The Weller's Brewery circa
The candidates at the last election in 1832 were Squire Drake, and Colonel Drake (who had fought in the ‘Blues’ at Waterloo).

Two very large unhewn stones stood outside ‘the Market House in the public street where they were proposed’ and after the usual nomination, in very brief speeches, these two gentlemen returned thanks for their election.  They then entered their carriages, each drawn by four horses which perambulated through the town, followed by a crowd of men, women and children cheering, shouting and dancing around.

No small wonder the loss of former status was lamented and such was the sadness felt at the coming of the railway that a threnody was published, edged in black and headed:
     “In Memorium – Amersham
     In loving memory of this old town, which departed this life virtually in 1832,
     when it lost the distinction of being a borough.”

With countless verses it went on to bewail past glory and then:
      O Amersham! What voice is this that…
      
Wakes you up so rudely,
      
The line is coming through thy midst ere long
       
The Metropolitan Extension Railway
       
O turn aside, do not this cruel wrong”.

It did turn aside, just as far as the top of the hill, running along the crest, and leaving Old Amersham to bask and Amersham Common to grow and develop into the next century.

Amersham has received many famous visitors, one of the most noted being John Knox (1505 – 1572), the Scottish Reformer, who was sent on a preaching tour of Bucks during the nine days that Lady Jane Grey was on the throne.  Amersham Church was his last stop on that tour and on 10th July 1553 he preached in the Church against Mary Tudor and in favour of Lady Jane.  On 3rd August Mary Tudor was proclaimed Queen and Knox had to leave the country in a hurry.

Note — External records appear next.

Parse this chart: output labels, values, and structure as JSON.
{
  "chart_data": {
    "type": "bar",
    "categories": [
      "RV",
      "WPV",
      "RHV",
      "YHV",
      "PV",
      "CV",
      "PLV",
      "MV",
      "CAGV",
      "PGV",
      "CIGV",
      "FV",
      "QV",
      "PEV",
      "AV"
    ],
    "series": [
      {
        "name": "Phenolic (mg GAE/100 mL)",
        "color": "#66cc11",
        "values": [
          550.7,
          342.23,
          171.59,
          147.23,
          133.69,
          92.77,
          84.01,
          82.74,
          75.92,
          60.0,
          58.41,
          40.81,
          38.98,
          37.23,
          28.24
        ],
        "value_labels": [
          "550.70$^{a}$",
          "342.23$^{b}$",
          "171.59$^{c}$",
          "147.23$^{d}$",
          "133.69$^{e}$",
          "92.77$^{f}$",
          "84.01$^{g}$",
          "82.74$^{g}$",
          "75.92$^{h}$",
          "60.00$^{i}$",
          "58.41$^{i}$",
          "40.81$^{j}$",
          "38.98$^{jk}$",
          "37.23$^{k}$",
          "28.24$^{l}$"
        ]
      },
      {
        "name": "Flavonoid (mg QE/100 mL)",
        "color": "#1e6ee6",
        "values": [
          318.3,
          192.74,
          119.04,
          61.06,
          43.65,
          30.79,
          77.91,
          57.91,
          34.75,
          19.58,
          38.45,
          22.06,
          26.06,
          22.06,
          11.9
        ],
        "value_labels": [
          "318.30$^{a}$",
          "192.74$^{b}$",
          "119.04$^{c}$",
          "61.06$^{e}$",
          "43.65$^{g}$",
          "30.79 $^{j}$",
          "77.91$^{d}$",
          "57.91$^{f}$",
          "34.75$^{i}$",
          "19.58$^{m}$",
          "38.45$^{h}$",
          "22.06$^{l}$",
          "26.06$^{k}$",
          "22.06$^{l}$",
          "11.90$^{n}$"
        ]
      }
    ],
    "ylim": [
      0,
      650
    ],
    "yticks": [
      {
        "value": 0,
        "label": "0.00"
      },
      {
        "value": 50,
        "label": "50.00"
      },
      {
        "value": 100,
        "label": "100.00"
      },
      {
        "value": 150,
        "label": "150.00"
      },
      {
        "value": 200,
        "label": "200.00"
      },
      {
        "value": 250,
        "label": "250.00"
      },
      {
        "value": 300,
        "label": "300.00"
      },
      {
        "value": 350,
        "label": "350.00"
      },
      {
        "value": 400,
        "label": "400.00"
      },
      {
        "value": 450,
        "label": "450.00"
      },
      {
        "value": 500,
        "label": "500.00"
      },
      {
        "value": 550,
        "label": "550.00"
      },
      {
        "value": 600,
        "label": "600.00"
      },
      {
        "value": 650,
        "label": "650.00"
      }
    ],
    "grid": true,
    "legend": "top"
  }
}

Approximately a century later, Richard Baxter (1615 – 1691) the eminent ecclesiastical Divine, whilst being quartered at Amersham with Cromwell’s army, also preached at Amersham Church and had a dispute with various non-conformists.  In his autobiography he mentions that the war of words went on until well into the night.  He felt compelled to re-visit Amersham in 1673 when he became more than a little alarmed at the continued growth of Quakerism in the Amersham area and decided it was time for the people ‘to hear what was to be said for their recovery.’